KCB Group has recorded a Kes40.8 billion profit after tax for the full year ending December 2022, on a higher funded and non-funded income stream.
The lender’s net profit grew 19.5 per cent to Kes40.8 billion from Kes34.2 billion during a similar period in 2021.
Additionally, the profit before tax contribution of other subsidiaries excluding KCB Bank Kenya increased to 17.0 per cent up from 13.9 per cent in 2021.
The increase is attributed to organic growth and increased scale in the businesses.
KCB Group CEO Paul Russo noted that the Group’s strong performance for the year was a result of their business strategy that is anchored on customer obsession, sharper execution, and productive organizational culture.
“The business benefited from a vibrant core banking business, growth of new business lines and accelerated digital transformation to post this record performance”, Russo added.
Revenues increased by 19.6 per cent to Kes129.9 billion, driven by net interest income which grew by 11.5 per cent, supported by earning assets.
Non-funded income grew 39.8 per cent largely from trade finance income, lending fees and commissions.
However, costs were up 24.1 per cent compared to last year on account of increased business activities and the impact of BPR and TMB acquisitions.

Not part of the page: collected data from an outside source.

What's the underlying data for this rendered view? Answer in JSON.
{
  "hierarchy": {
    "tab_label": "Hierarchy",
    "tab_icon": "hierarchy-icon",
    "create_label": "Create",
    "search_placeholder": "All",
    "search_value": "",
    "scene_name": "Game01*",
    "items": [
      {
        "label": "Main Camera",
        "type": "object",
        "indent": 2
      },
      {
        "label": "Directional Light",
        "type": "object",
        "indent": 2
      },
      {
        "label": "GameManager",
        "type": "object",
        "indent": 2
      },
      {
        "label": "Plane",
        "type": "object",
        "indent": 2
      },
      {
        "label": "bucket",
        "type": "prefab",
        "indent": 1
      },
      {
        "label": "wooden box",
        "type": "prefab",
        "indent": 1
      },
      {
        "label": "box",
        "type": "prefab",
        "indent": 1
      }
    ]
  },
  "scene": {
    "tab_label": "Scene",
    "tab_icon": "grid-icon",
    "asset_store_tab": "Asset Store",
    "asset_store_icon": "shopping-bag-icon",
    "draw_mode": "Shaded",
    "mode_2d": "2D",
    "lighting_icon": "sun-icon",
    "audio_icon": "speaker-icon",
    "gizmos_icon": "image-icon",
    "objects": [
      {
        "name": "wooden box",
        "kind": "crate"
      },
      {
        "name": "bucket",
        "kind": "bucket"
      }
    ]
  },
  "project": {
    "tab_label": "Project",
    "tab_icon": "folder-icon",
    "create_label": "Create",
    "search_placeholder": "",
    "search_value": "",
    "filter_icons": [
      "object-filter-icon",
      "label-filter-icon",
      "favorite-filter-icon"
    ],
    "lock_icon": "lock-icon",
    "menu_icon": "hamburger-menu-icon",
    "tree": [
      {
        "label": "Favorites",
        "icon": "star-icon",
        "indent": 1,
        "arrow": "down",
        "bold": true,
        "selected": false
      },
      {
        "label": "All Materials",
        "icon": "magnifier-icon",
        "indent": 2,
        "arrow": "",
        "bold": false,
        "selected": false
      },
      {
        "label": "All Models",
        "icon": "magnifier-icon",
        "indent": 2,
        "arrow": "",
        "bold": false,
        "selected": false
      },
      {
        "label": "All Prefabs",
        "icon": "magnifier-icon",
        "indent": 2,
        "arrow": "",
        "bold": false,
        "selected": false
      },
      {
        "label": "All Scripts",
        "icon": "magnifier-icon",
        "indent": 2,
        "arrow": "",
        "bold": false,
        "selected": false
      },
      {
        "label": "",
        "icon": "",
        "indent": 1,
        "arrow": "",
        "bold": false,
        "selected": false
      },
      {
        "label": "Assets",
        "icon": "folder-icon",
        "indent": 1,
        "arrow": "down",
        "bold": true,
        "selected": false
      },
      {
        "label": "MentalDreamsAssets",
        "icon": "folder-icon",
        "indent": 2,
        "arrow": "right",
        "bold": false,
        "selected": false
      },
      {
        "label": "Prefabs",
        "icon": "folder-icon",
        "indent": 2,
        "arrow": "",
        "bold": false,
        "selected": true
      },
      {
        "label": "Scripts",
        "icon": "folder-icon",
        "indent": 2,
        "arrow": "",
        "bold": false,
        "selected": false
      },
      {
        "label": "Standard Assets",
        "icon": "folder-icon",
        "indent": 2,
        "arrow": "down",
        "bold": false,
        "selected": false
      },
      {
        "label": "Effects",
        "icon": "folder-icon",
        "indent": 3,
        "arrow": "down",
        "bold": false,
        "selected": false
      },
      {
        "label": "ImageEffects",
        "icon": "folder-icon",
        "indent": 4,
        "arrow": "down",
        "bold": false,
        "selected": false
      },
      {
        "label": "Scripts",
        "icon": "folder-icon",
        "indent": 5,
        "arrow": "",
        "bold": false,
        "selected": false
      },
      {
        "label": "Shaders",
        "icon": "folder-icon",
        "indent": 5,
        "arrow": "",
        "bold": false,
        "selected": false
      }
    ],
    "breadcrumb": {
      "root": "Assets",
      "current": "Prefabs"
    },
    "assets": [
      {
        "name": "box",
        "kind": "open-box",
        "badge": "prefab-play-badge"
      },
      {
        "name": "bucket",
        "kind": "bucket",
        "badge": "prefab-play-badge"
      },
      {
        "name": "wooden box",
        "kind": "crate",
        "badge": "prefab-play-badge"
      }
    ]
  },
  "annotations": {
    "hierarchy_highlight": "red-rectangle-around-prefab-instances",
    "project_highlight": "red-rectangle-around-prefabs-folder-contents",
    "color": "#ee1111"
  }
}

Further, Russo noted that the company has positive momentum, and will build on this to ensure they make a significant step change in culture and performance, across all our business units.
“Despite a challenging operating environment, the belief in our people, enhanced digital capabilities, impetus in our regional businesses and successful integration of Trust Merchant Bank (TMB)—our latest subsidiary in the Democratic Republic of Congo— makes a good case for better performance,” he added.